Lenders use credit scores to decide if the borrower is a good credit risk for new credit.
Credit scoring is fundamentally based on the following:
· Payment history
· Length of credit history
· Amounts owe on credit accounts
· Recent and new credit
· Types of credit.
There are many different ways to increase credit score.
Getting a copy of the credit report
Get a copy of your credit report from each of the credit bureaus. Review them, and dispute any incorrect, outdated, and misleading information.
Check and monitor your credit report at least every six months or so.
Adding an explanatory statement to a negative mark to fix credit score
You have the right to include an explanatory statement concerning a particular unfavorable entry on your credit report. It is important to make the statement brief and concise. The credit bureau is only required to provide a summary of your explanatory statement: a concise statement stands a better chance of being passed on in its original version without being edited.

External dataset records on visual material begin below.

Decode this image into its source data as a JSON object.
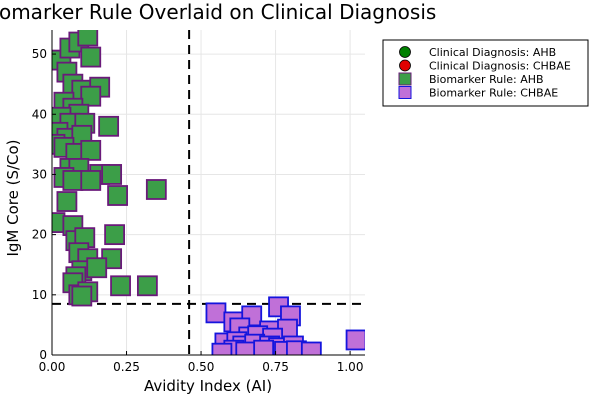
{
  "chart_data": {
    "type": "scatter",
    "title": "Biomarker Rule Overlaid on Clinical Diagnosis",
    "xlabel": "Avidity Index (AI)",
    "ylabel": "IgM Core (S/Co)",
    "xlim": [
      0,
      1.05
    ],
    "ylim": [
      0,
      54
    ],
    "x_ticks": [
      0,
      0.25,
      0.5,
      0.75,
      1.0
    ],
    "x_tick_labels": [
      "0.00",
      "0.25",
      "0.50",
      "0.75",
      "1.00"
    ],
    "y_ticks": [
      0,
      10,
      20,
      30,
      40,
      50
    ],
    "y_tick_labels": [
      "0",
      "10",
      "20",
      "30",
      "40",
      "50"
    ],
    "grid": true,
    "legend_position": "outside-right",
    "thresholds": {
      "x": 0.46,
      "y": 8.5
    },
    "series": [
      {
        "name": "Clinical Diagnosis: AHB",
        "marker": "circle",
        "color": "#008000",
        "show_points": false,
        "points": []
      },
      {
        "name": "Clinical Diagnosis: CHBAE",
        "marker": "circle",
        "color": "#e00000",
        "show_points": false,
        "points": []
      },
      {
        "name": "Biomarker Rule: AHB",
        "marker": "square",
        "color": "#3c9e48",
        "stroke": "#6a1a7a",
        "points": [
          [
            0.03,
            49
          ],
          [
            0.06,
            51
          ],
          [
            0.09,
            52
          ],
          [
            0.12,
            53
          ],
          [
            0.13,
            49.5
          ],
          [
            0.05,
            47
          ],
          [
            0.07,
            45
          ],
          [
            0.1,
            44
          ],
          [
            0.16,
            44.5
          ],
          [
            0.13,
            43
          ],
          [
            0.04,
            42
          ],
          [
            0.07,
            41
          ],
          [
            0.09,
            40
          ],
          [
            0.03,
            39.5
          ],
          [
            0.06,
            38.5
          ],
          [
            0.11,
            38.5
          ],
          [
            0.19,
            38
          ],
          [
            0.02,
            37
          ],
          [
            0.05,
            36
          ],
          [
            0.1,
            36.5
          ],
          [
            0.01,
            35
          ],
          [
            0.04,
            34.5
          ],
          [
            0.08,
            33.5
          ],
          [
            0.13,
            34
          ],
          [
            0.06,
            31
          ],
          [
            0.09,
            31
          ],
          [
            0.16,
            30
          ],
          [
            0.2,
            30
          ],
          [
            0.04,
            29.5
          ],
          [
            0.07,
            29
          ],
          [
            0.13,
            29
          ],
          [
            0.22,
            26.5
          ],
          [
            0.35,
            27.5
          ],
          [
            0.05,
            25.5
          ],
          [
            0.01,
            22
          ],
          [
            0.07,
            21.5
          ],
          [
            0.08,
            19
          ],
          [
            0.11,
            19.5
          ],
          [
            0.21,
            20
          ],
          [
            0.09,
            17
          ],
          [
            0.12,
            16
          ],
          [
            0.2,
            16
          ],
          [
            0.1,
            14
          ],
          [
            0.15,
            14.5
          ],
          [
            0.08,
            13
          ],
          [
            0.07,
            12
          ],
          [
            0.23,
            11.5
          ],
          [
            0.32,
            11.5
          ],
          [
            0.09,
            10
          ],
          [
            0.12,
            10.5
          ],
          [
            0.1,
            9.8
          ]
        ]
      },
      {
        "name": "Biomarker Rule: CHBAE",
        "marker": "square",
        "color": "#c070d8",
        "stroke": "#1515dd",
        "points": [
          [
            0.55,
            7
          ],
          [
            0.76,
            8
          ],
          [
            0.61,
            5.5
          ],
          [
            0.67,
            6.5
          ],
          [
            0.8,
            6.5
          ],
          [
            0.63,
            4.5
          ],
          [
            0.73,
            4
          ],
          [
            0.79,
            4.3
          ],
          [
            0.66,
            3
          ],
          [
            0.69,
            3.2
          ],
          [
            0.74,
            2.8
          ],
          [
            0.58,
            2
          ],
          [
            0.62,
            2.2
          ],
          [
            0.64,
            1.5
          ],
          [
            0.68,
            1.8
          ],
          [
            0.73,
            1.5
          ],
          [
            0.76,
            1.2
          ],
          [
            0.81,
            1.5
          ],
          [
            0.61,
            0.8
          ],
          [
            0.65,
            0.5
          ],
          [
            0.71,
            0.8
          ],
          [
            0.78,
            0.6
          ],
          [
            0.82,
            0.7
          ],
          [
            0.87,
            0.5
          ],
          [
            0.57,
            0.3
          ],
          [
            1.02,
            2.5
          ]
        ]
      }
    ]
  }
}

Volunteering positive account histories
Banks, lenders, and credit unions may not have reported your positive credit histories to credit bureaus. Request credit bureaus to add positive account histories, such as a new bank saving account.
Request for addition of information showing credit stability
You may also request credit bureaus to include information showing stability to your credit files, including the following:
· Bank account number
· Date of birth
· Employment, including past and present
· Residence, including present and past
· Social Security number
· Telephone number.
Building credit in your own name
Credit bureaus must include in a credit report any joint account. Always build your own credit in your own name.
Smart use of credit cards to increase credit score
Most credit reports show payment histories for 24-36 months.
· Be consistent with the name you use (e.g. the use of middle initials) on your credit cards.
· Apply for a credit card only when you are most likely to get it. Don't apply for too many credit cards within a short period of time.
· Close any credit card account that you do not use.
· Charge your credit cards every month.
· Avoid maxing out your credit cards.
· Make more than the minimum payment (preferably repay the full amount owed i.e. zero balance).
Paying off a collection account
Negotiate a promise to remove the negative mark from your credit reports, and get it in writing. This fixes your credit report.
Getting a smart bank loan
A smart way to repair your credit is to obtain a bank loan.
· Open a savings account with a local bank.
· Obtain a loan against the money in that savings account. Make sure that the bank reports your payments to the credit bureaus.
· Make monthly payments on time.
Shopping for the best credit rates
Always shop for the best rates within a short window of time. Your requests will be lumped into one inquiry. However, don't shop for the best credit rates for a car loan or new credit card right before applying for a home mortgage: hard inquiries will hurt your credit score rating (hard inquiries with an excellent credit will hurt less than those with a poor credit).
Avoiding bankruptcy
Bankruptcy filing will stay on a credit report for 10 years, whereas credit counseling will not impact your credit score (a successful completion of a credit counseling program will drop the negative information from a credit report).
For more information on bankruptcy, go to Smart Debt Control.
Protect yourself from identity theft
Identify theft has become rampant. Identity theft occurs when someone has stolen your name to obtain a loan, open accounts, rent an apartment or buy a car, using your credit scores.
· Don’t give personal information over the phone or in an email.
· Don’t use easy to decode passwords and pin numbers for your
accounts.
· Don’t give out your Social Security number to strangers.
· Don’t throw away receipts of credit cards or ATM transactions in public.
· Don’t throw away offers of pre-approved credit cards: shred them!
· Don’t ask banks to send new checks by mail: pick them up yourself!
Be aware of the signs of identity theft:
· Monthly bills not arriving as expected
· Denied credit application
· Receiving credit cards or account statements you didn’t open
· Receiving phone calls about a purchase you didn’t make.